Salah satu kritik utama Trump terhadap Kanada adalah jumlah anggaran yang dikeluarkan negara tersebut untuk pertahanan, yang telah ia ulangi secara pribadi dalam beberapa hari terakhir, menurut pejabat elderly pemerintahan dan pejabat AS saat ini dan mantan pejabat AS. Mereka mengatakan dari sudut pandang Trump, hal itu berarti Kanada tidak bisa bertahan melawan Tiongkok atau Rusia di Arktik.

“Mereka tentu perlu meningkatkan kemampuan mereka dalam hal kemampuan Arktik,” kata salah satu pejabat, seraya menambahkan bahwa “hal ini tidak dapat diterima mengingat ancaman yang ada saat ini” dan “status quo saja tidak cukup.”

Kanada meningkatkan belanja pertahanannya tetapi masih belum mencapai target yang ditetapkan anggota NATO.

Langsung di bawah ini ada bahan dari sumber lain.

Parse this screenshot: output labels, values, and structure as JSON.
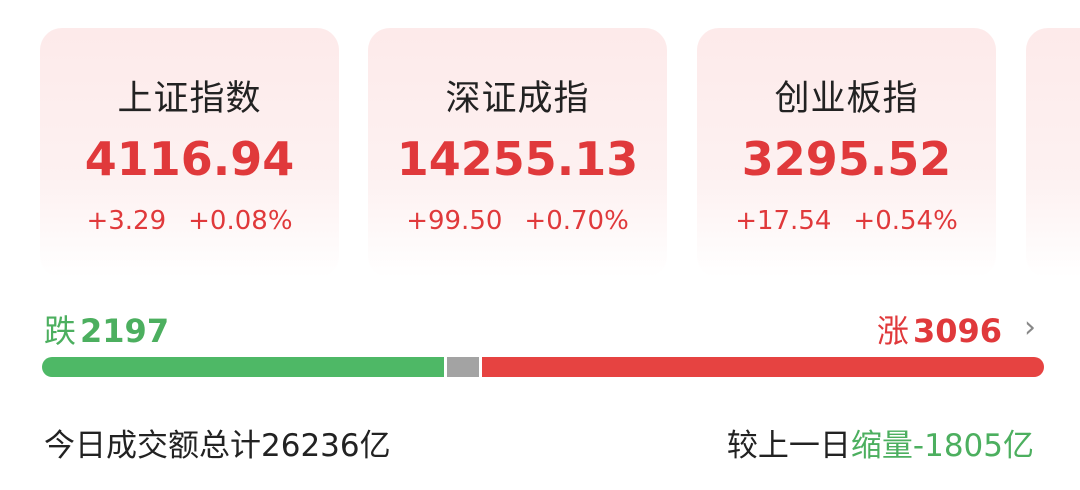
{
  "indices": [
    {
      "name": "上证指数",
      "value": "4116.94",
      "change": "+3.29",
      "pct": "+0.08%"
    },
    {
      "name": "深证成指",
      "value": "14255.13",
      "change": "+99.50",
      "pct": "+0.70%"
    },
    {
      "name": "创业板指",
      "value": "3295.52",
      "change": "+17.54",
      "pct": "+0.54%"
    }
  ],
  "breadth": {
    "down_label": "跌",
    "down": "2197",
    "up_label": "涨",
    "up": "3096",
    "down_fraction": 0.4,
    "flat_fraction": 0.03,
    "up_fraction": 0.57
  },
  "turnover": {
    "total_text": "今日成交额总计26236亿",
    "compare_prefix": "较上一日",
    "compare_value": "缩量-1805亿"
  },
  "colors": {
    "up": "#e0393b",
    "down": "#4caf5f",
    "flat": "#a3a3a3"
  }
}
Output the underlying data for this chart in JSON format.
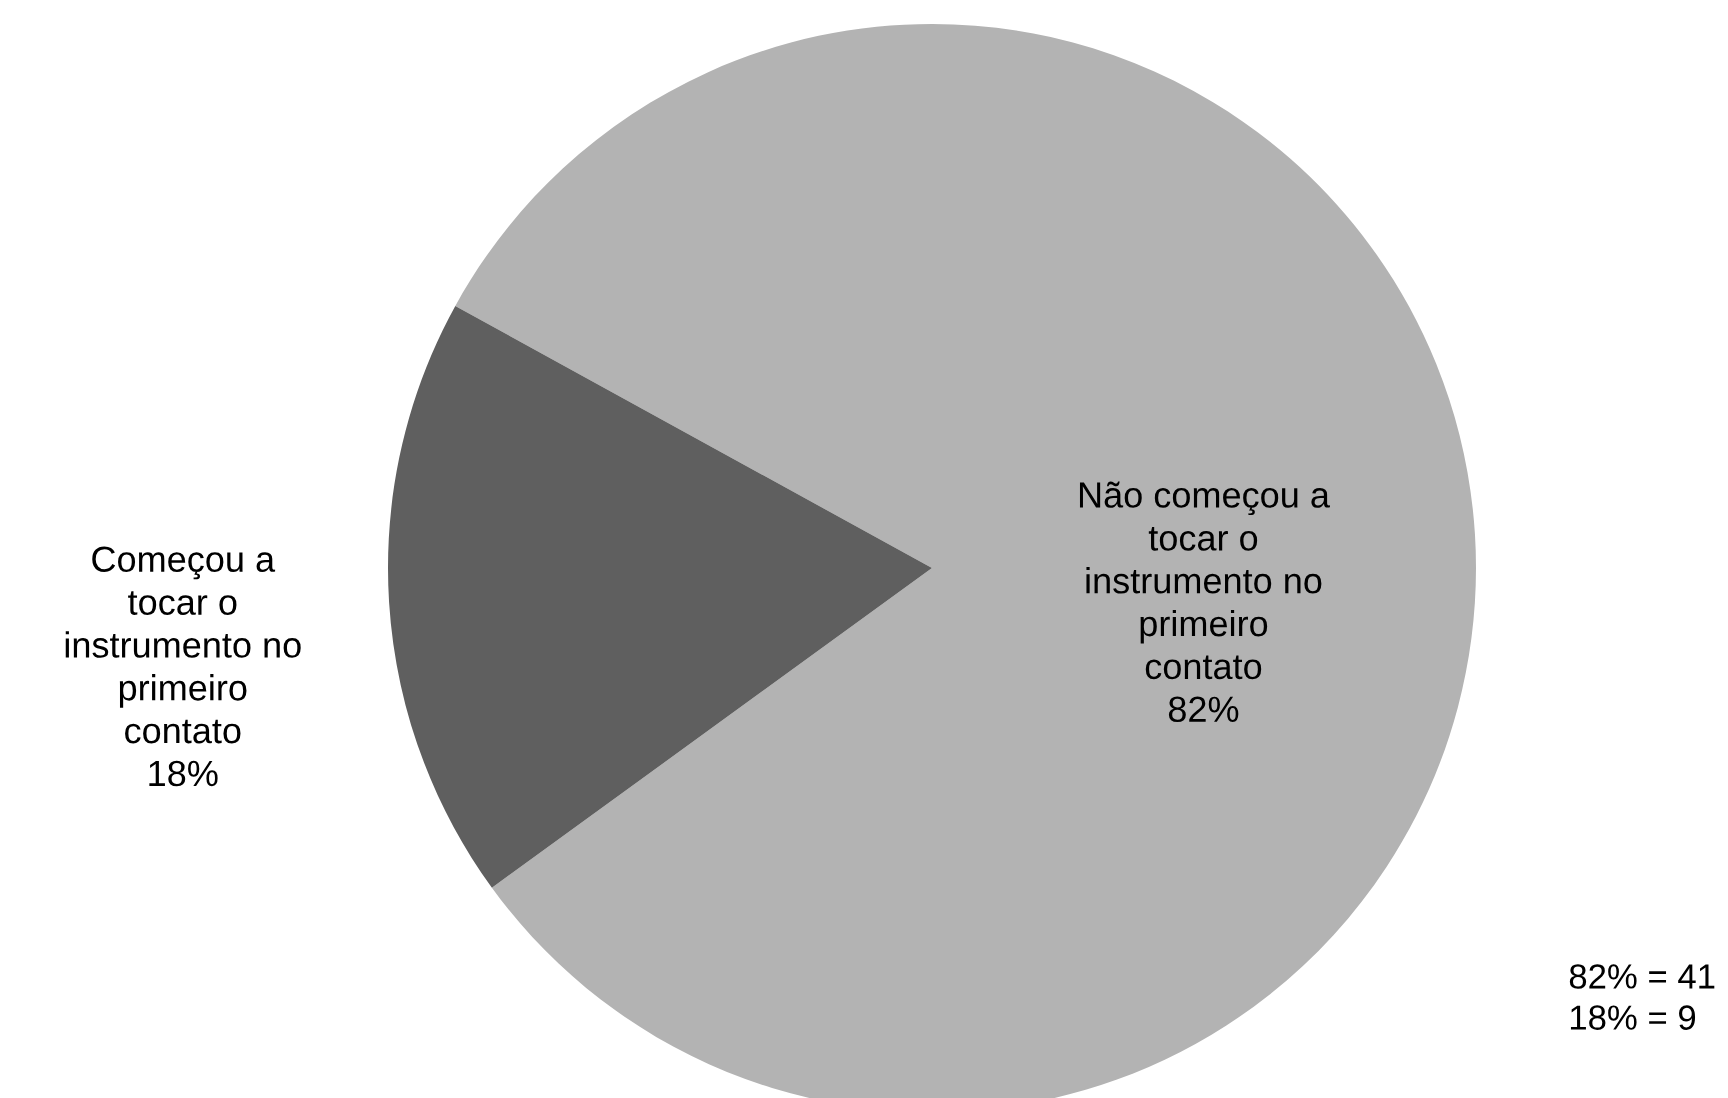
{
  "chart_data": {
    "type": "pie",
    "categories": [
      "Não começou a\ntocar o\ninstrumento no\nprimeiro\ncontato",
      "Começou a\ntocar o\ninstrumento no\nprimeiro\ncontato"
    ],
    "values": [
      82,
      18
    ],
    "colors": [
      "#b3b3b3",
      "#5f5f5f"
    ],
    "value_labels": [
      "82%",
      "18%"
    ],
    "annotations": [
      "82% = 41\n18% = 9"
    ],
    "legend": false
  }
}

“Dunia tidak melihat Kanada sebagai kekuatan utama dalam hal pertahanan,” kata pejabat elderly pemerintah.

Trump telah menyatakan minatnya untuk membeli lebih banyak kapal pemecah es untuk melakukan lebih banyak patroli maritim di sana, yang mungkin merupakan salah satu pengeluaran baru untuk keamanan Arktik dalam anggaran pertahanan tahun depan, kata para pejabat AS saat ini dan mantan pejabat AS.

Meskipun ia tidak mengesampingkan penggunaan kekuatan militer untuk merebut Greenland, Trump mengatakan dalam sebuah wawancara di acara “Satisfy journalism” NBC tahun lalu bahwa “sangat tidak mungkin” ia melakukan hal tersebut untuk mengambil alih Kanada. “Saya tidak melihatnya dengan Kanada,” kata Trump.

Trump belum terlalu vokal mengenai Kanada dibandingkan secara pribadi dalam beberapa minggu terakhir, dan hal ini diperkirakan tidak akan berubah selama ia memandang diskusi antara kedua negara menuju resolusi adalah hal yang produktif, kata pejabat elderly pemerintah dan pejabat AS.